STADTMUSEUM WIL
Georg Rimensberger, 21. August 1958:
Grundsätzliches zur Kunst
„Was ist das Wandbild im Besonderen überhaupt? Es stellt gewissermassen auch ein Stück Architektur dar, etwas Gebautes aus
Fläche, Form, Farbe, Inhalt, aber auf einer Ebene, getreu den alten Gesetzen der Malerei.
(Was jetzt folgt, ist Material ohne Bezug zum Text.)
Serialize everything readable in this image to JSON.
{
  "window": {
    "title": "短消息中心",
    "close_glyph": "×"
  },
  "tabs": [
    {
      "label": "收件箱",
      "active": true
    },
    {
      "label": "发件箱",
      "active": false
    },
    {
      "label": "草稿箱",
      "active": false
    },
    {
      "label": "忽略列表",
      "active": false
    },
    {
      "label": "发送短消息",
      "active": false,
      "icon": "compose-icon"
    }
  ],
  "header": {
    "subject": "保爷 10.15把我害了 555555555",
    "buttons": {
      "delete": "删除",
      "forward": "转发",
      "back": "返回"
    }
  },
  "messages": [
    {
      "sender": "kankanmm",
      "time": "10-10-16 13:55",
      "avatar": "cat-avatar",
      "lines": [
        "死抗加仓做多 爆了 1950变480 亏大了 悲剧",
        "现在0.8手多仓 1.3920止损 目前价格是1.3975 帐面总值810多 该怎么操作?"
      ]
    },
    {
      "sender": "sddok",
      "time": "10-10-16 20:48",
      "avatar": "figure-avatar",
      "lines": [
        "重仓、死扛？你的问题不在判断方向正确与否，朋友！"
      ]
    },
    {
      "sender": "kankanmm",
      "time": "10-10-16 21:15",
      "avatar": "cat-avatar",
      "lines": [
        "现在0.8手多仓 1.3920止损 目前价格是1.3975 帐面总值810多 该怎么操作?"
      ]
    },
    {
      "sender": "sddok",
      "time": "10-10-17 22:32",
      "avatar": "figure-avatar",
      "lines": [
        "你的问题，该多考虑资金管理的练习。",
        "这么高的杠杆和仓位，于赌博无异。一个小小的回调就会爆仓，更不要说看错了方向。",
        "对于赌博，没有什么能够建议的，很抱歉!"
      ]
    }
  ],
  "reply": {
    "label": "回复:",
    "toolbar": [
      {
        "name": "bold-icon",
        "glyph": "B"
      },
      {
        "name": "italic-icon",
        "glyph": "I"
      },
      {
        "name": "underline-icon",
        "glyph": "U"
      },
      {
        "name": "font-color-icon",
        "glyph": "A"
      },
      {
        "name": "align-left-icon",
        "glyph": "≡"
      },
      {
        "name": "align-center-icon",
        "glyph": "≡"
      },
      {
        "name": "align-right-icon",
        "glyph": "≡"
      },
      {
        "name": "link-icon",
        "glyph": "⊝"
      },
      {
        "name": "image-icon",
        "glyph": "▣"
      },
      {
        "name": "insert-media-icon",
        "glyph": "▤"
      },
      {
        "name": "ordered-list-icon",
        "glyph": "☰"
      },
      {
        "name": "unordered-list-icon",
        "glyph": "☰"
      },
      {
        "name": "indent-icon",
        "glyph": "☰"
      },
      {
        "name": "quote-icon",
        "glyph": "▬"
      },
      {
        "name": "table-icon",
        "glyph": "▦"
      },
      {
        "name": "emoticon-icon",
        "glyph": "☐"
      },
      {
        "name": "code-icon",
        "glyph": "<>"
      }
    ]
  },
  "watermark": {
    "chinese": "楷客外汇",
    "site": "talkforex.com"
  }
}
Die fehlende Perspektive mit ihren Fluchtpunkten, das
Flächige heutiger Darstellungen machen das Bild zu einem
echten
Gegenüber, ergeben also ein anderes Verhältnis
zwischen Bild und Beschauer als die dem Menschen untergeordnete
perspektivische Darstellung.
Die Kunst aber ist keine Fertigware wie die Zeitung, das Radio, das Fernsehen, das Kino. Sie verlangt mitschöpferische Tätigkeit,
Nachempfinden des Betrachters.
Es ist nicht die Aufgabe der Kunst, Natur abzubilden. Vielmehr ist Kunst in Begriff und Wesen gekennzeichnet dadurch, dass sie
Nicht-Natur ist. Ihre Aufgabe ist unmittelbar durch Form Sinngehalte auszudrücken. Die Form kann freilich auf die Natur Bezug
nehmen, aber weder die Natur noch der erzählerische Inhalt bestimmen das Wesen der Kunst, sondern die unmittelbare Sprache,
die dem Kunstwerk eigen ist. Hier hat sie dieselbe Sprache wie das Symbol.
Das Wesen des Kunstwerkes liegt nicht in der sogenannten „Schönheit“, sondern in der Ordnung, der künstlerischen Ordnung. In
den letzten Jahrhunderten wurde die Aussenwelt als alleinige Natur empfunden, der natürlichen Malweise – aber die Natur kann
uns in dem Sinne nicht lehren, sondern nur in uns wirken. Deshalb ist alle Kunst immer in Bewegung, sie bleibt nie stehen, so wie
sich das Leben überhaupt dadurch kennzeichnet, dass es sich stets verändert.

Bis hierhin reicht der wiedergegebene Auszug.